Keep an eye on
Aging Time to Merge
The Aging Time to Merge visually aggregates open Pull Requests into three phases:
the Pull Request was opened, and the team has not interacted or reviewed it.
one or more people commented on the Pull Request. However, it’s not approved, nor changes were requested.
the Pull Request received at least one review (be it an approval or request changes)
Pull Requests needing attention
The table displays a prioritized list of open Pull Requests. The prioritization takes into account many aspects, such as the current Time to Merge, idleness, and impact (number of lines and files changed).
It’s an excellent tool for easily finding and acting on stale work. Share this page with the team, so coordination gets easier.
Understand the team’s Engagement
SourceLevel breaks down the team’s engagement into actions. The chart measures the volume of Pull Requests opened in a week in bars. The lines represent the number of comments, approvals, and request changes in the week.
It’s an excellent tool to understand how engaged the team is. The number of comments should be proportional to the team’s size. Besides, the chart is useful for monitoring rework. A high number of request changes usually indicates code needs severe interventions.
Time to Engage
Accelerating deliveries requires measuring how much time the team spends on each step of the development flow. The Time to Engage chart displays how much time it takes for the first engagement to happen. Be it a comment, an approval, or a request change, the first action defines the starting point of the engagement.
The chart displays the 75th and 95th percentile of this number. We don’t use medians. It means that SourceLevel calculates the Time to First Engagement taking into account 75% and 95% of Pull Requests, respectively.

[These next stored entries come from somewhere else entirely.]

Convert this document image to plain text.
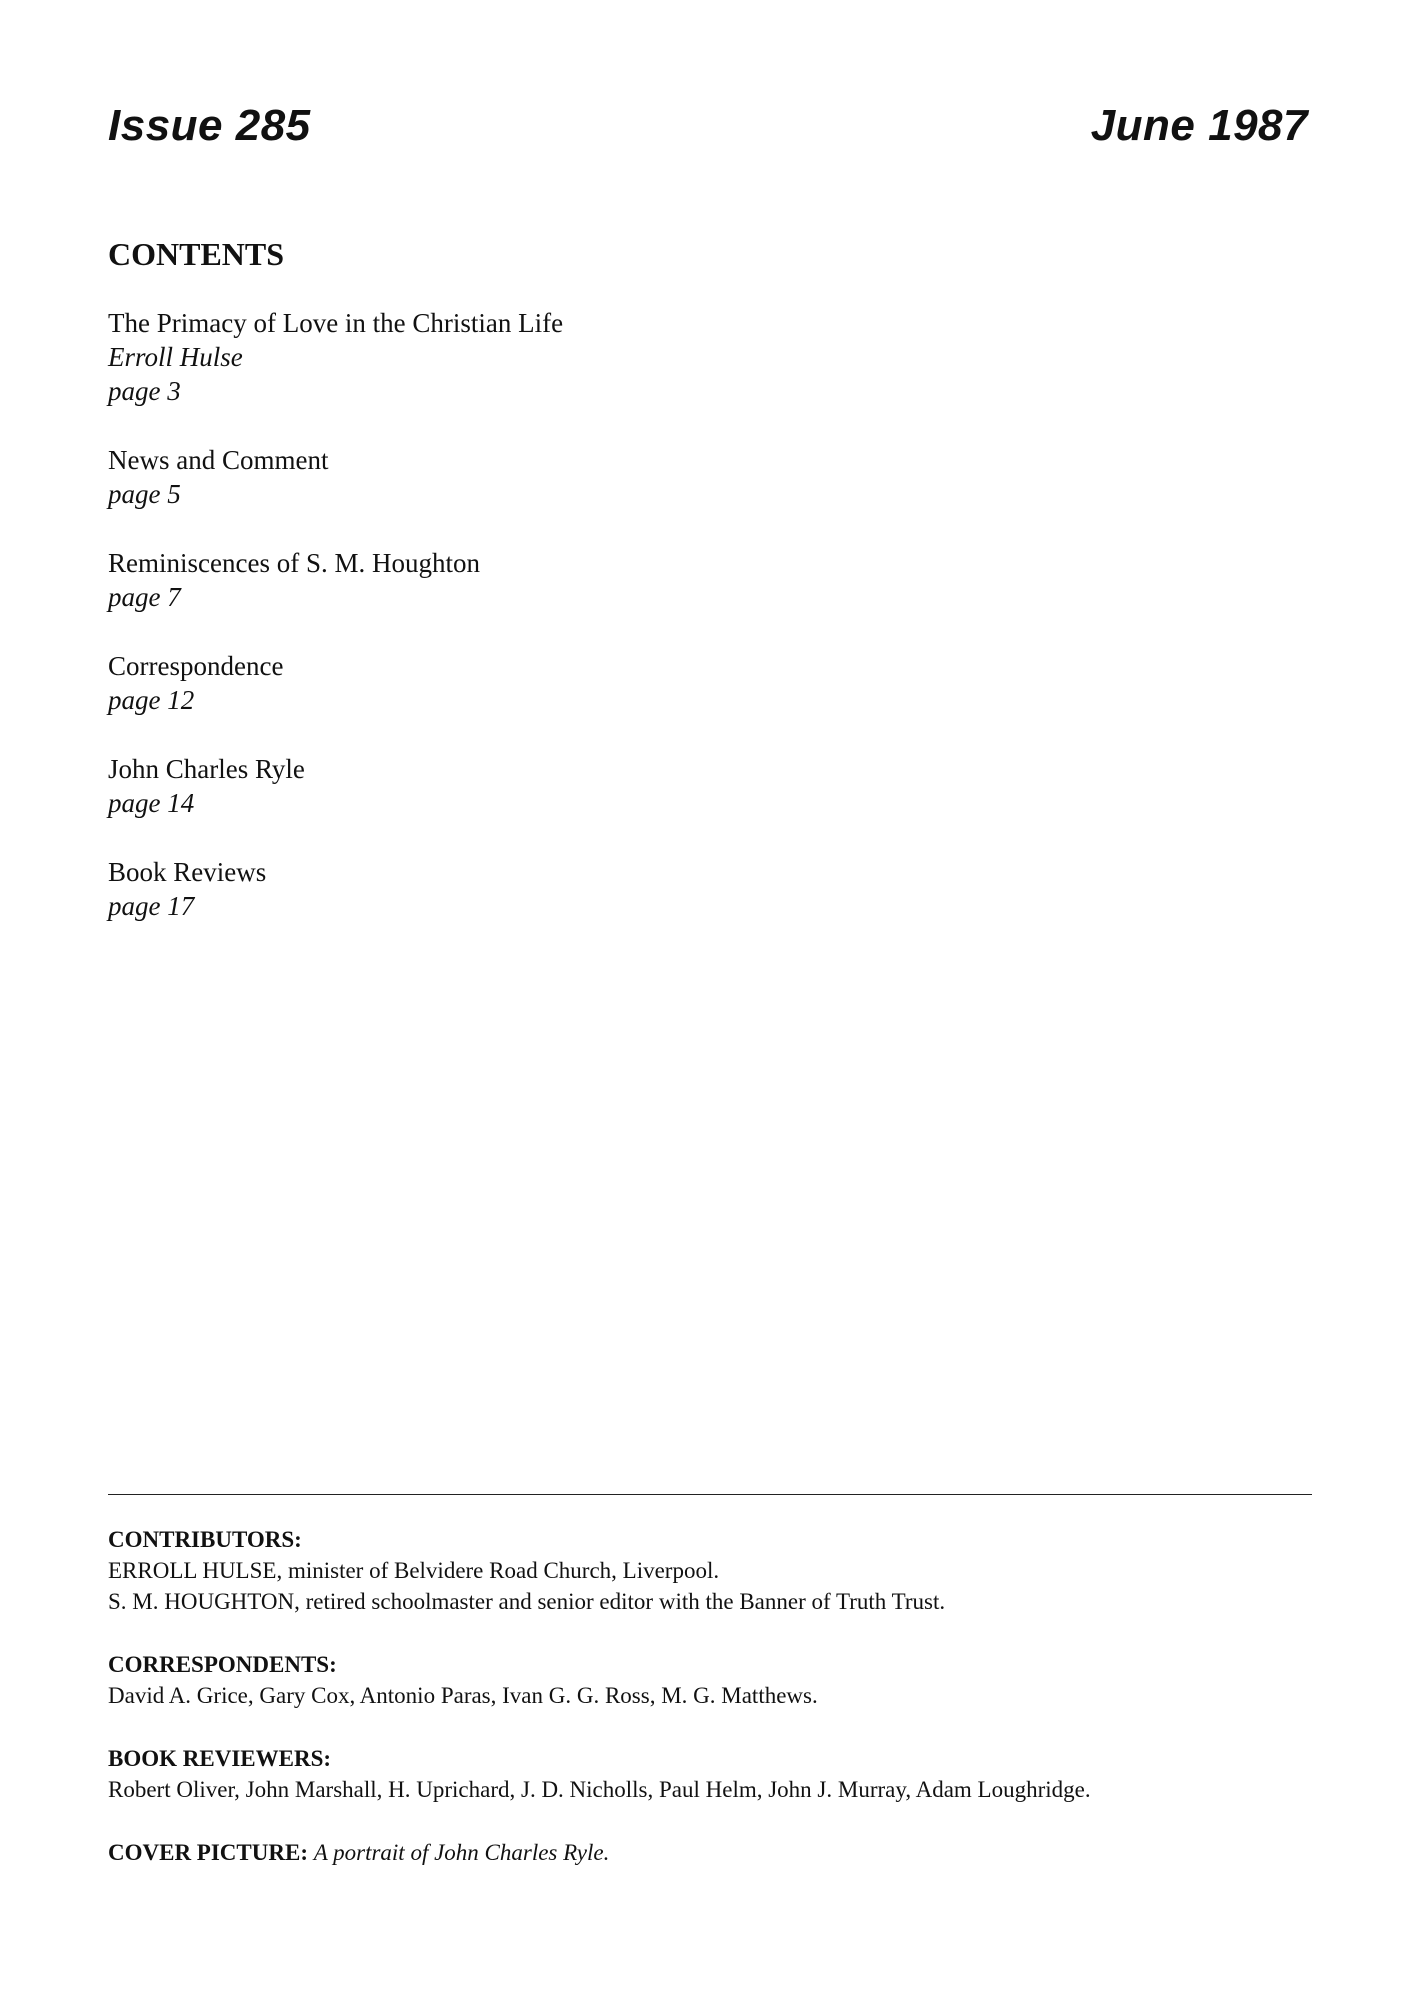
Issue 285	June 1987
CONTENTS
The Primacy of Love in the Christian Life
Erroll Hulse
page 3
News and Comment
page 5
Reminiscences of S. M. Houghton
page 7
Correspondence
page 12
John Charles Ryle
page 14
Book Reviews
page 17
CONTRIBUTORS:
ERROLL HULSE, minister of Belvidere Road Church, Liverpool.
S. M. HOUGHTON, retired schoolmaster and senior editor with the Banner of Truth Trust.
CORRESPONDENTS:
David A. Grice, Gary Cox, Antonio Paras, Ivan G. G. Ross, M. G. Matthews.
BOOK REVIEWERS:
Robert Oliver, John Marshall, H. Uprichard, J. D. Nicholls, Paul Helm, John J. Murray, Adam Loughridge.
COVER PICTURE: A portrait of John Charles Ryle.
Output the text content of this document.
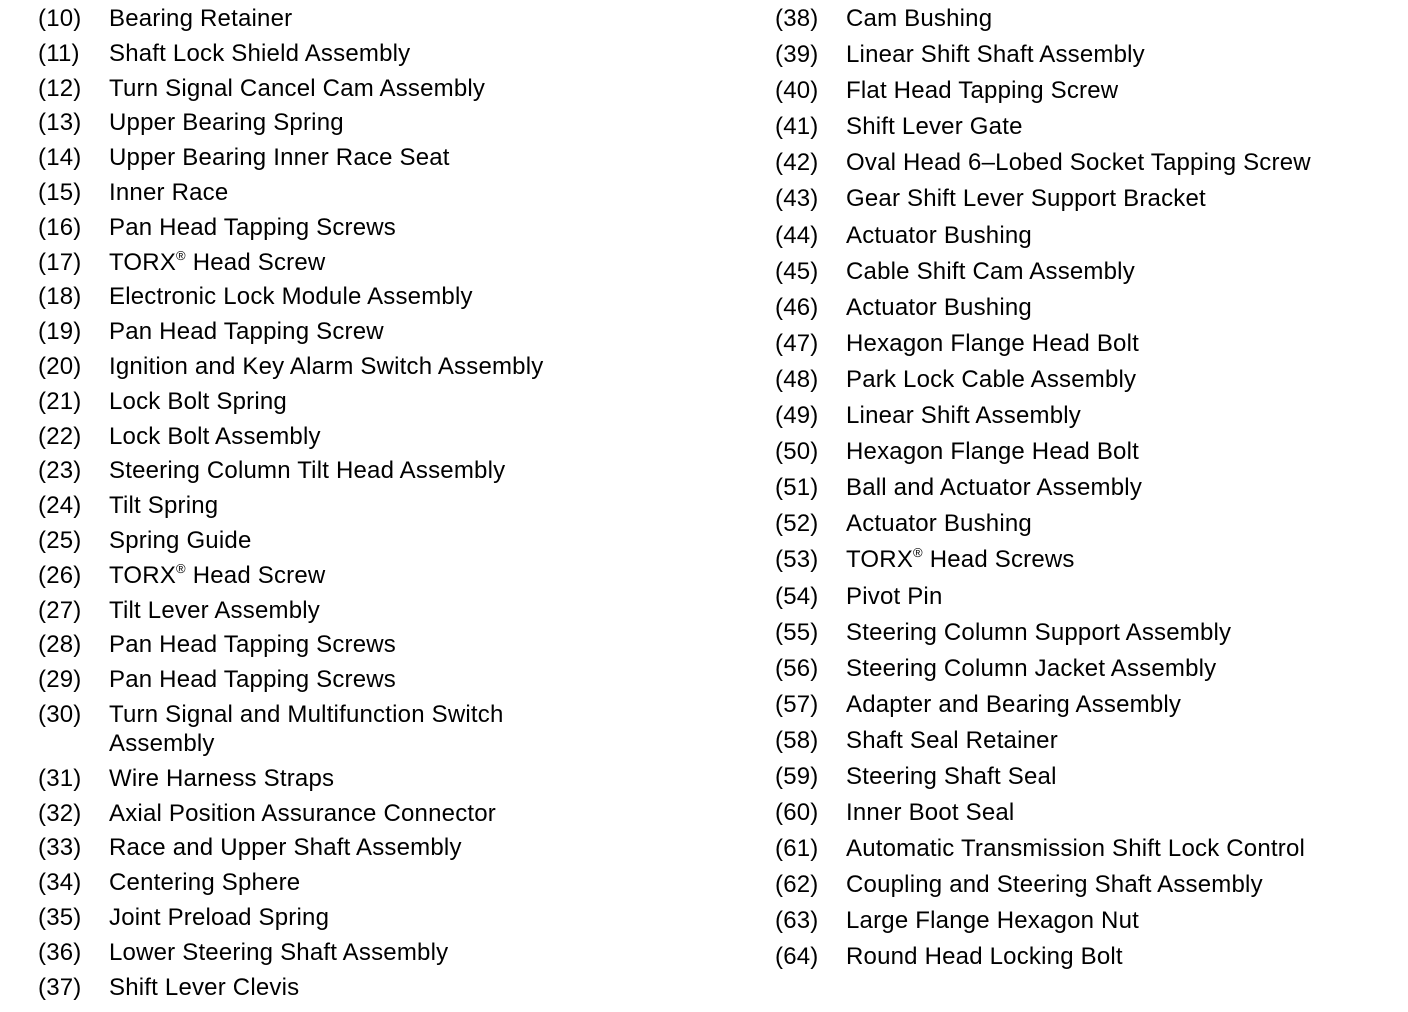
(10)	Bearing Retainer
(11)	Shaft Lock Shield Assembly
(12)	Turn Signal Cancel Cam Assembly
(13)	Upper Bearing Spring
(14)	Upper Bearing Inner Race Seat
(15)	Inner Race
(16)	Pan Head Tapping Screws
(17)	TORX® Head Screw
(18)	Electronic Lock Module Assembly
(19)	Pan Head Tapping Screw
(20)	Ignition and Key Alarm Switch Assembly
(21)	Lock Bolt Spring
(22)	Lock Bolt Assembly
(23)	Steering Column Tilt Head Assembly
(24)	Tilt Spring
(25)	Spring Guide
(26)	TORX® Head Screw
(27)	Tilt Lever Assembly
(28)	Pan Head Tapping Screws
(29)	Pan Head Tapping Screws
(30)	Turn Signal and Multifunction Switch Assembly
(31)	Wire Harness Straps
(32)	Axial Position Assurance Connector
(33)	Race and Upper Shaft Assembly
(34)	Centering Sphere
(35)	Joint Preload Spring
(36)	Lower Steering Shaft Assembly
(37)	Shift Lever Clevis
(38)	Cam Bushing
(39)	Linear Shift Shaft Assembly
(40)	Flat Head Tapping Screw
(41)	Shift Lever Gate
(42)	Oval Head 6–Lobed Socket Tapping Screw
(43)	Gear Shift Lever Support Bracket
(44)	Actuator Bushing
(45)	Cable Shift Cam Assembly
(46)	Actuator Bushing
(47)	Hexagon Flange Head Bolt
(48)	Park Lock Cable Assembly
(49)	Linear Shift Assembly
(50)	Hexagon Flange Head Bolt
(51)	Ball and Actuator Assembly
(52)	Actuator Bushing
(53)	TORX® Head Screws
(54)	Pivot Pin
(55)	Steering Column Support Assembly
(56)	Steering Column Jacket Assembly
(57)	Adapter and Bearing Assembly
(58)	Shaft Seal Retainer
(59)	Steering Shaft Seal
(60)	Inner Boot Seal
(61)	Automatic Transmission Shift Lock Control
(62)	Coupling and Steering Shaft Assembly
(63)	Large Flange Hexagon Nut
(64)	Round Head Locking Bolt
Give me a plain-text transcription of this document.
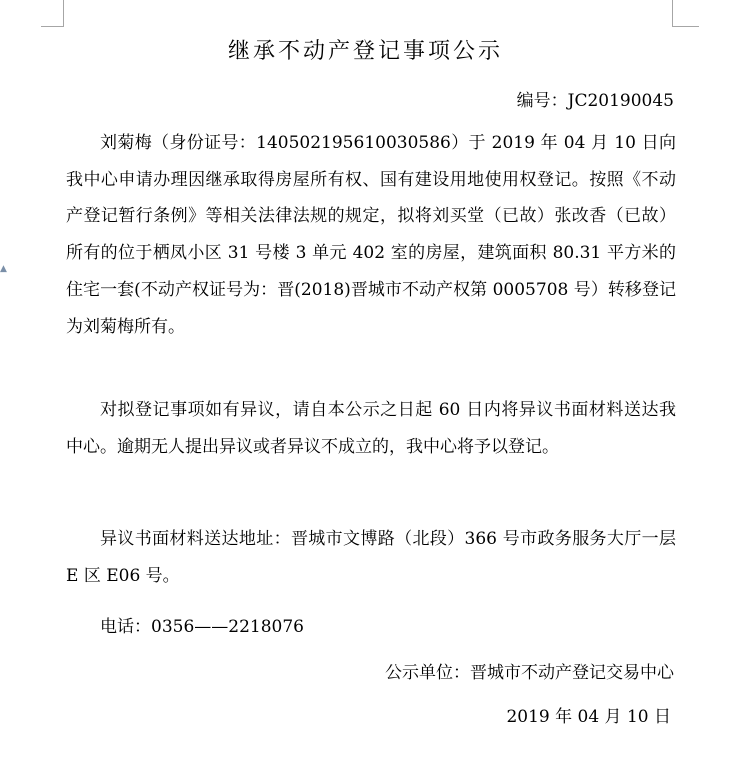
▲
继承不动产登记事项公示
编号：JC20190045
刘菊梅（身份证号：140502195610030586）于 2019 年 04 月 10 日向我中心申请办理因继承取得房屋所有权、国有建设用地使用权登记。按照《不动产登记暂行条例》等相关法律法规的规定，拟将刘买堂（已故）张改香（已故）所有的位于栖凤小区 31 号楼 3 单元 402 室的房屋，建筑面积 80.31 平方米的住宅一套(不动产权证号为：晋(2018)晋城市不动产权第 0005708 号）转移登记为刘菊梅所有。
对拟登记事项如有异议，请自本公示之日起 60 日内将异议书面材料送达我中心。逾期无人提出异议或者异议不成立的，我中心将予以登记。
异议书面材料送达地址：晋城市文博路（北段）366 号市政务服务大厅一层 E 区 E06 号。
电话：0356——2218076
公示单位：晋城市不动产登记交易中心
2019 年 04 月 10 日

Accelerate and increase Deliveries
Throughput with Time to Merge
Throughput is the number of Pull Requests merged in a week. SourceLevel ignores closed Pull Requests as they didn’t add value for the final user. The Time to Merge tells how many days each pull request remained open.
Finding the correlation between the amount of work done by the time it took is the best way to determine what accelerates or slows down the process. Plus, the numbers can give you the confidence to forecast future deliveries.
Time to Merge Histogram
Histograms are an accurate representation of the distribution of numerical data. In practice, it’s a bar chart that shows the number of merged pull requests (Y-Axis) grouped by the number of days they stayed open (X-Axis). The higher the bars on the left, the faster pull requests get merged.